# The Whistle Tips go "Woo woo!"



## MadTownUberD (Mar 11, 2017)

Effective immediately per Order of Rakos , this is a required installation for all 1337 Uberizers. Failure to comply will result in severe disciplinary action administered by upyouruber , up to and including account suspension / permanent deactivation.

- MadTownUberD , Magistrate of the North Central Region


----------



## upyouruber (Jul 24, 2017)

MadTownUberD said:


> Effective immediately per Order of Rakos , this is a required installation for all 1337 Uberizers.
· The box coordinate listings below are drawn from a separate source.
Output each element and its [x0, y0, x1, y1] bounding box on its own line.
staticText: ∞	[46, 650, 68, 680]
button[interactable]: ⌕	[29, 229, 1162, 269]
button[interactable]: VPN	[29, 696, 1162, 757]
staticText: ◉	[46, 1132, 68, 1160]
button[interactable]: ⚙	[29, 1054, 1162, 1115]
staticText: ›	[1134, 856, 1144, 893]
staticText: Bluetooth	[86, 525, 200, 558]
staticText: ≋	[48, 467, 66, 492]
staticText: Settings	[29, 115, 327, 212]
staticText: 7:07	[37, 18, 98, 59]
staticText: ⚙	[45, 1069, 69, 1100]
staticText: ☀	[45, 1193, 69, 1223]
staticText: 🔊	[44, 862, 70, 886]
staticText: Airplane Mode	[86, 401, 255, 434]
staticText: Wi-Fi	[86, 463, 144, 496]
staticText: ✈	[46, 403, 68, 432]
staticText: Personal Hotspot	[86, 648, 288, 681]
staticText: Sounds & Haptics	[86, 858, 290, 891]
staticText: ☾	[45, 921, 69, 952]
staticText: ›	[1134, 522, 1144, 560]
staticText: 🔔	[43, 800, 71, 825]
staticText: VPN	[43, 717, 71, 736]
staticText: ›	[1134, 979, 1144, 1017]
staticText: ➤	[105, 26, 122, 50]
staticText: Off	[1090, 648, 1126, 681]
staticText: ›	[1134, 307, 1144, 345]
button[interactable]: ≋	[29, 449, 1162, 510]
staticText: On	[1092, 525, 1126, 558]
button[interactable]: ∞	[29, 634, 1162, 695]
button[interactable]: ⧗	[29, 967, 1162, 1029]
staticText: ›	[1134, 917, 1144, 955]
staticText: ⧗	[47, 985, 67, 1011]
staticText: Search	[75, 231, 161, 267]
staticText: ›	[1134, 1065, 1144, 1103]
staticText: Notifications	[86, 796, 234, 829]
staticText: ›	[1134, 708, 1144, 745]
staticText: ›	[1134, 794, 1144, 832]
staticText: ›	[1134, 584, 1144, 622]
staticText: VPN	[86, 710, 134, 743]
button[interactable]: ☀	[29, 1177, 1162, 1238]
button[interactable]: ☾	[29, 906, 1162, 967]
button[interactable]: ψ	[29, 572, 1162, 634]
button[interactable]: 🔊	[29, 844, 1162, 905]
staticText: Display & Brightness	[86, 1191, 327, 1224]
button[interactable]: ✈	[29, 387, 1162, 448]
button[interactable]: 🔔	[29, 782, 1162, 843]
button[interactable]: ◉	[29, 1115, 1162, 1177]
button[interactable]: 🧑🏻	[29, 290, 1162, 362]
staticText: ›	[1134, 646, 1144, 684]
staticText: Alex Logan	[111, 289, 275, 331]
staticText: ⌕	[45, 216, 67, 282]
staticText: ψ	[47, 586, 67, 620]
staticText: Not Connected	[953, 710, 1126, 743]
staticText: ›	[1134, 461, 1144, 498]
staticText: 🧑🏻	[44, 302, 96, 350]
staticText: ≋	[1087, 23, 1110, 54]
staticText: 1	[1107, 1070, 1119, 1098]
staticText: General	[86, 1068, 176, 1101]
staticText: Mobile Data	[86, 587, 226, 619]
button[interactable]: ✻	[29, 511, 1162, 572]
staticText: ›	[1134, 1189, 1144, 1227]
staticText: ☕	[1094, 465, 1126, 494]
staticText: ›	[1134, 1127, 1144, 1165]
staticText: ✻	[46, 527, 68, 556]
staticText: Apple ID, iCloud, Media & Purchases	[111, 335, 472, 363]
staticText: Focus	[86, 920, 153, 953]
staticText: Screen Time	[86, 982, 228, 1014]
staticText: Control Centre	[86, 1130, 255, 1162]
Failure to comply will result in severe disciplinary action administered by upyouruber , up to and including account suspension / permanent deactivation.
> 
> - MadTownUberD , Magistrate of the North Central Region


I'm sold on it!
After all, the shining endorsement from the two intellectuals interviewed,
is all one needs to rush out and have one installed ASAP!
Seriously, where do these idiots come from? 
Well, we all know the answer to that!


----------



## MadTownUberD (Mar 11, 2017)

The news segment has so many outstanding interviews. I believe this is a prime example of American journalism at its finest.


----------



## Uber's Guber (Oct 22, 2017)

America is becoming a 3rd world chithole.
 Beam me up, Scotty.



upyouruber said:


> the shining endorsement from the two intellectuals interviewed, is all one needs to rush out and have one installed ASAP!
> Seriously, where do these idiots come from?


Obama's legacy.


----------



## upyouruber (Jul 24, 2017)

MadTownUberD said:


> The news segment has so many outstanding interviews. I believe this is a prime example of American journalism at its finest.


Yes, Walter Kronkite would be very proud!


----------



## thatridesharegirl (Jul 7, 2016)




----------



## MadTownUberD (Mar 11, 2017)

Uber's Guber said:


> Obama's legacy.


Video is 12 years old. Obama took office in 2008.


----------